Hong Kong (CNN)It’s a situation that most stressed office workers can all relate to: Long commutes, odd co-workers and a never-ending task list.
But on this occasion, it’s not your average city dweller who’s confronting the harsher aspects of adult life.
Meet Aggretsuko or Aggressive Retsuko, a 25-year-old cartoon red panda that slogs away in a mundane office job in Japan.
She might be a slick professional at work, but her cute exterior hides a darker reality: After hours, she bashes out her pent-up rage through some serious beer-swilling and heavy metal karaoke and dreams of one day leaving her dead-end job.
She’s also Japanese company Sanrio’s — better known for Hello Kitty — latest creation.
“My target was working people or people who want to vent their frustration. I think (Retsuko) is a character that these people can empathize with,” Yeti, Aggretsuko’s designer, told CNN’s News Stream.
Pointing to the changing nature of ‘kawaii’ or cute culture, Yeti, who only wanted to be identified by her nickname, told CNN that traditional forms of cute from the Hello Kitty era were no longer making the cut.
“People are interested in seeing more dynamic and newer characters,” said Yeti.
‘Kawaii’ culture as rebellion
The kawaii or cute craze has dominated Japanese culture since the 1980s.
Back then, the word kawaii referred to someone or something that appeared childlike, sweet and innocent.
Yet Kazumi told CNN that daily work frustrations and difficulties crossed borders.
In January 2017, when Sanrio’s second English-language Aggretsuko video hit the internet,international fans were quick to relate to the cartoon’s plight with many referring to the red panda as their “spirit animal.”
“I’d wager that most young women who have worked an entry-level office job would be able to relate (to Aggretsuko),” Helen Tseng, a San-Francisco-based graphic designer, told CNN.
“And while Aggretsuko is probably Sanrio’s most feminist character yet, I have male friends who relate just as deeply to her plight (and love of alcohol and metal karaoke),” added Tseng.
Aggretsuko boasts a far slimmer fan base compared to her predecessor — at least when measured by her Twitter followers.
Hello Kitty has 195,000 twitter followers and the existential, depressive egg Gudetama has 745,000 twitter followers.

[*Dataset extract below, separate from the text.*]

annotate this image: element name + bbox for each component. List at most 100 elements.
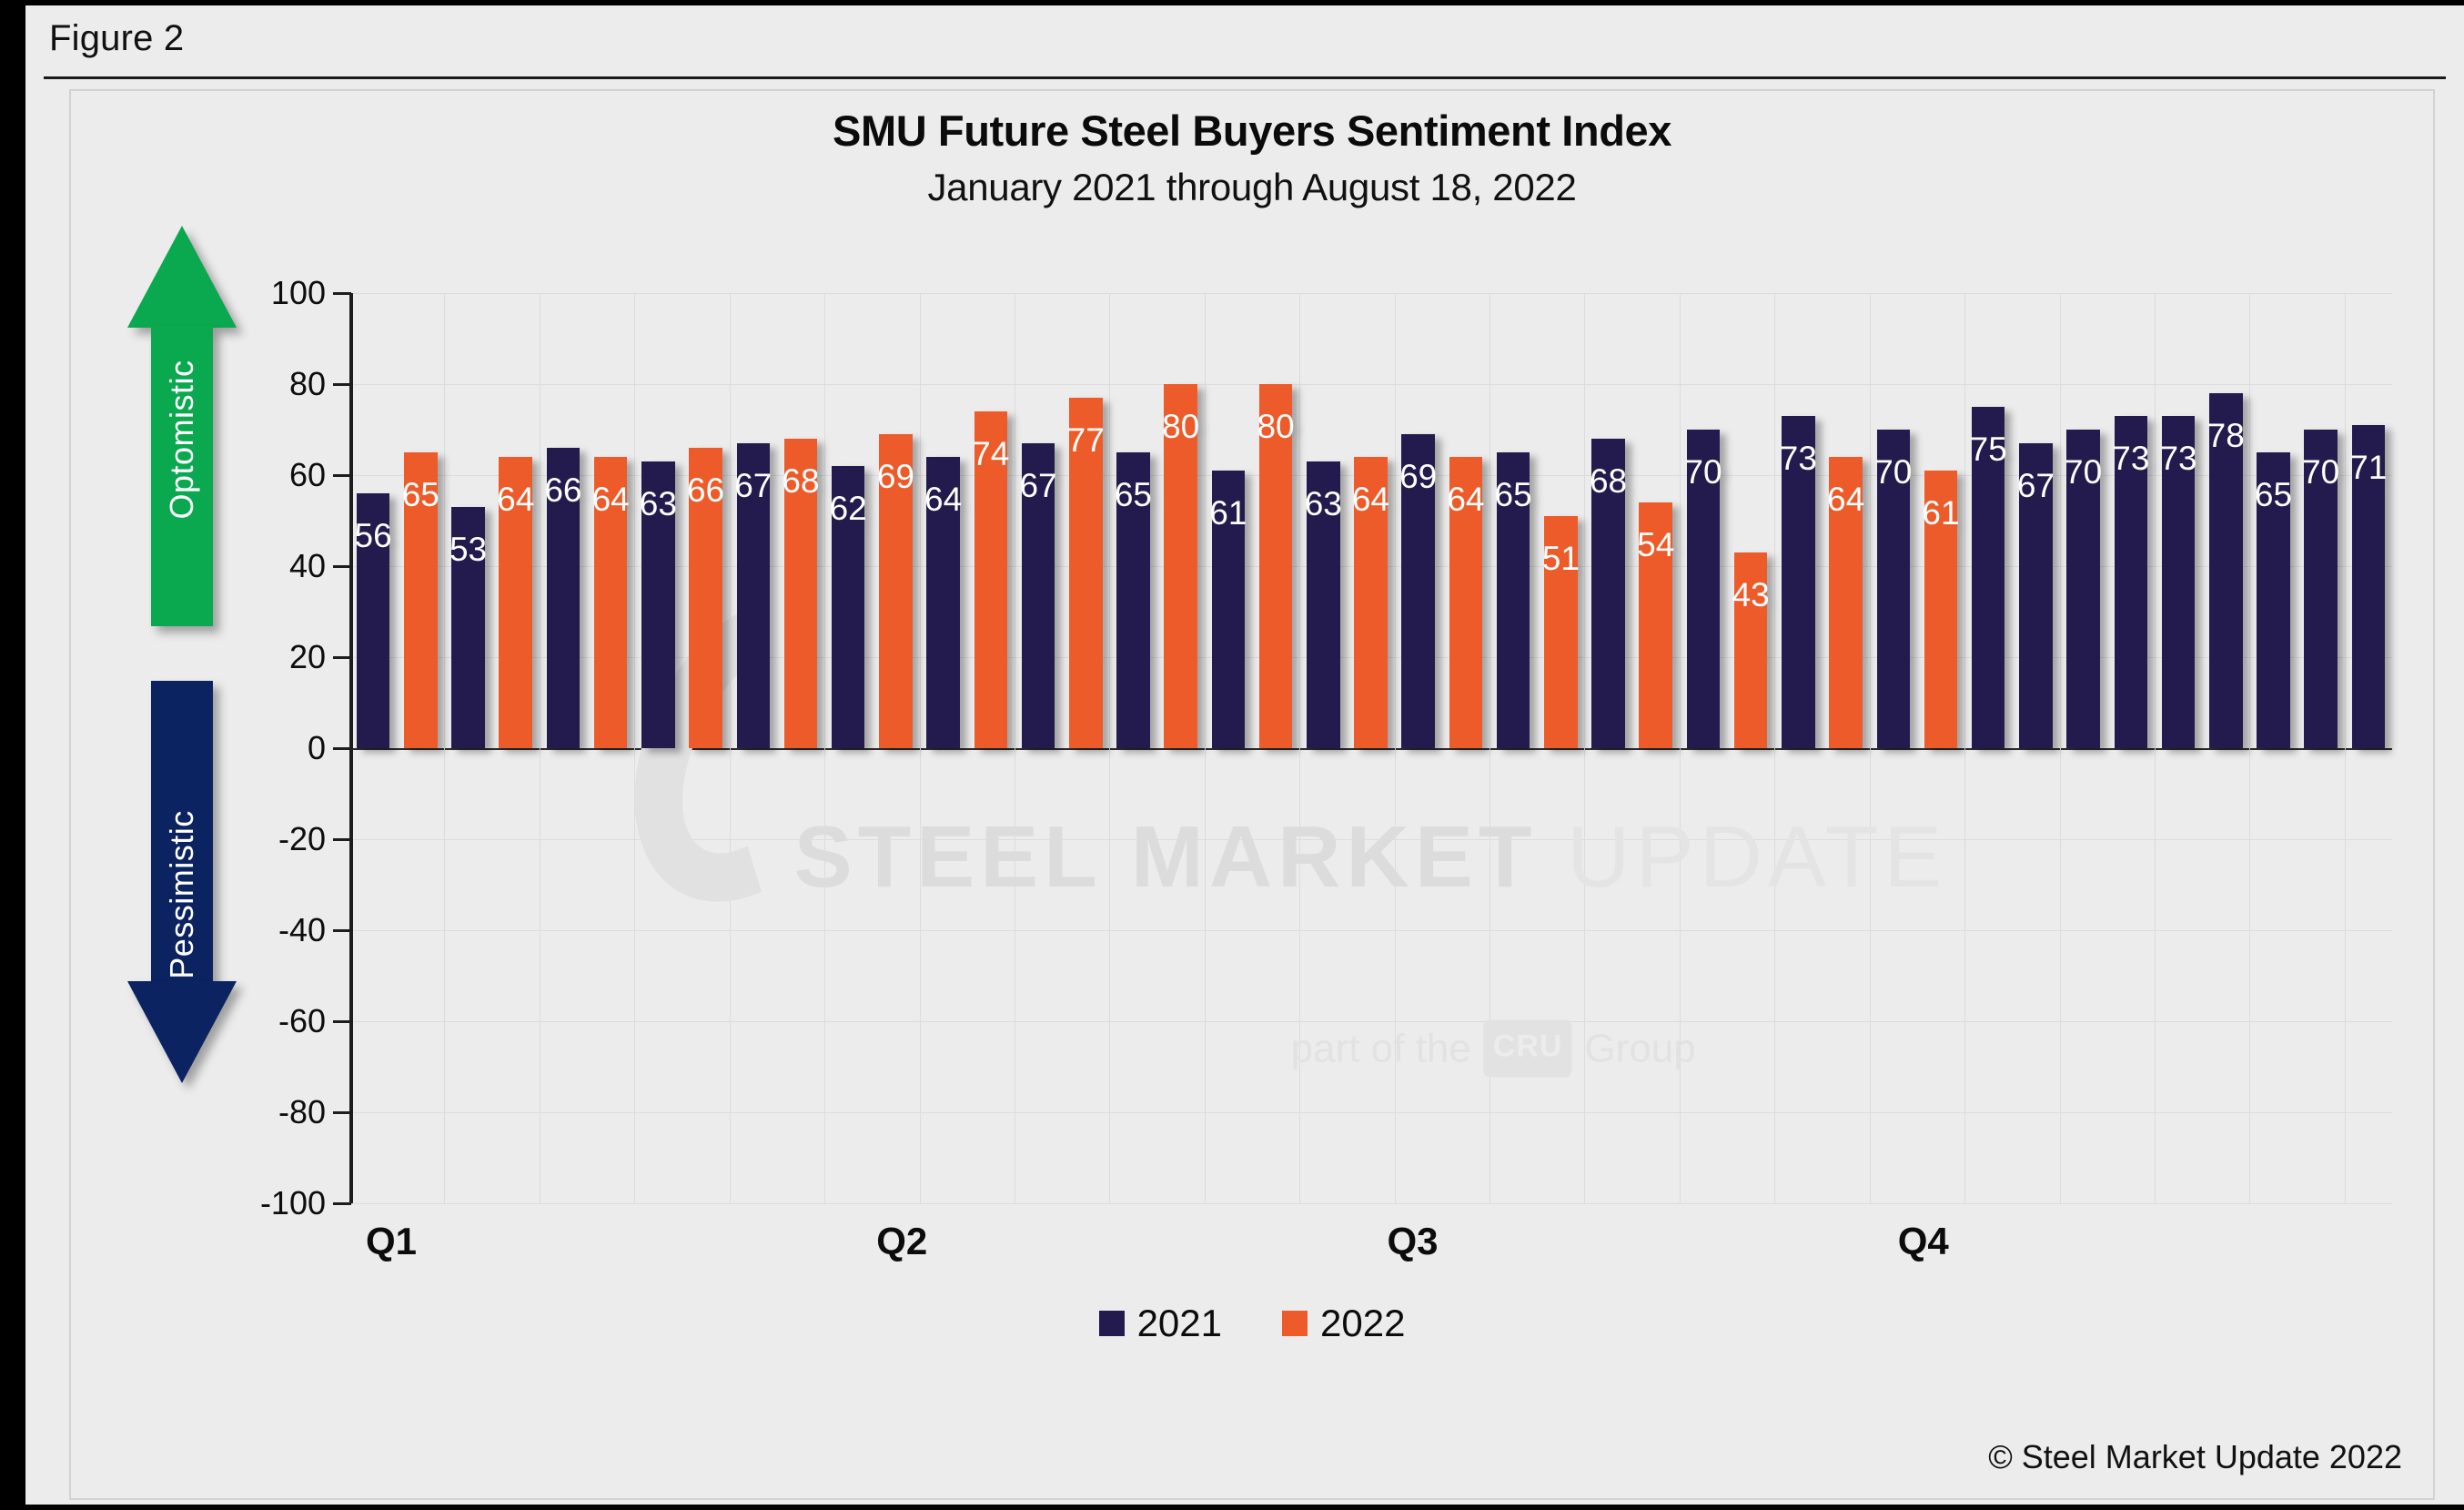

However, her aggro-charm has undoubtedly proved a hit among a niche fan base.
“Aggretsuko appeals both those who are frustrated by whatever aspects of daily life are annoying, while also playing on this notion that feigned cuteness is simply fake,” Ian Condry, a professor of Japanese cultural studies at MIT, and author of “The Soul of Anime” and “Hip-Hop Japan,” told CNN.
“People want the real, and this becomes a way of highlighting that cute, adorable worlds often aren’t believable,” added Condry.